The test execution has a 60-second timeout to accommodate compilation-heavy languages like Rust and Java.

Example Output

Successful Resolution

{
  "instance_id": "aider_python_hello_world",
  "resolved": true,
  "exit_code": 0,
  "stdout": "test_hello_world.py::test_say_hi PASSED\n\n1 passed in 0.02s",
  "stderr": ""
}

Failed Resolution

{
  "instance_id": "aider_go_reverse_string",
  "resolved": false,
  "exit_code": 1,
  "stdout": "--- FAIL: TestReverse (0.00s)\n    reverse_test.go:15: Reverse(\"hello\") = \"ollhe\", want \"olleh\"",
  "stderr": ""
}

Build Failure

{
  "instance_id": "aider_rust_two_fer",
  "resolved": false,
  "exit_code": 101,
  "stdout": "",
  "stderr": "error[E0308]: mismatched types\n  --> src/lib.rs:3:5\n   |3|     42\n   |       ^^ expected `String`, found integer"
}

Troubleshooting

Language runtime not available in Docker container Each language requires its own runtime and build tools. Python needs pytest, JavaScript needs Node.js with npm, Go needs the Go compiler, Rust needs the Cargo toolchain, and Java needs the JDK with Maven. Ensure the Docker environment has the required tools for the languages you are evaluating.

Tests fail due to modified test files The agent should only edit the source file, not the test file. If the agent modifies the test file to make tests pass, this defeats the purpose of the benchmark. Include clear instructions in the prompt: "Do not modify the test files."

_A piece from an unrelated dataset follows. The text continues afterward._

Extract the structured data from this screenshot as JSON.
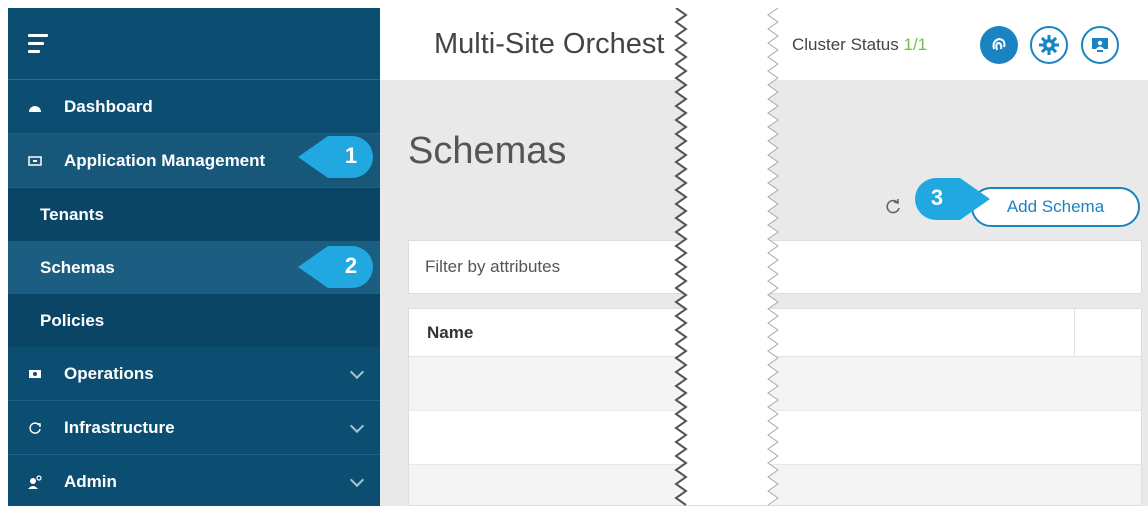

Rust/Java compilation takes too long Compiled languages require additional time for the build step. Rust in particular can have lengthy compilation times for the first build. The 60-second test execution timeout should be sufficient for most exercises, but if you see frequent compilation timeouts, consider using a Docker image with pre-cached build artifacts.

Agent does not understand the existing code structure Aider Polyglot tasks require editing existing files rather than writing new ones. Some agents may attempt to create new files instead of modifying the provided source. Ensure the prompt clearly indicates which file to edit and that the agent should work with the existing code structure.

Best Practices

  • Filter by language to focus evaluation on the programming languages most relevant to your use case.
  • Start with Python exercises (--filter-category python) as they have the simplest execution environment and fastest test cycles.
  • Ensure Docker has all required runtimes: For multi-language evaluation, the Docker image must include Python + pytest, Node.js + npm, Go, Rust + Cargo, and JDK + Maven.
  • Use clear editing instructions: Since Aider Polyglot tests code editing rather than generation, prompt the agent to modify the existing source file rather than creating a new one.
  • Set appropriate timeouts: 180 seconds is adequate for Python and JavaScript tasks. Go, Rust, and Java may benefit from 300 seconds due to compilation overhead.
  • Compare across languages: Running separate evaluations per language provides insight into how consistently your agent handles different programming paradigms and type systems.
  • Monitor test output: The verbose output from test runners (especially pytest and Go) provides detailed information about which specific test cases passed or failed.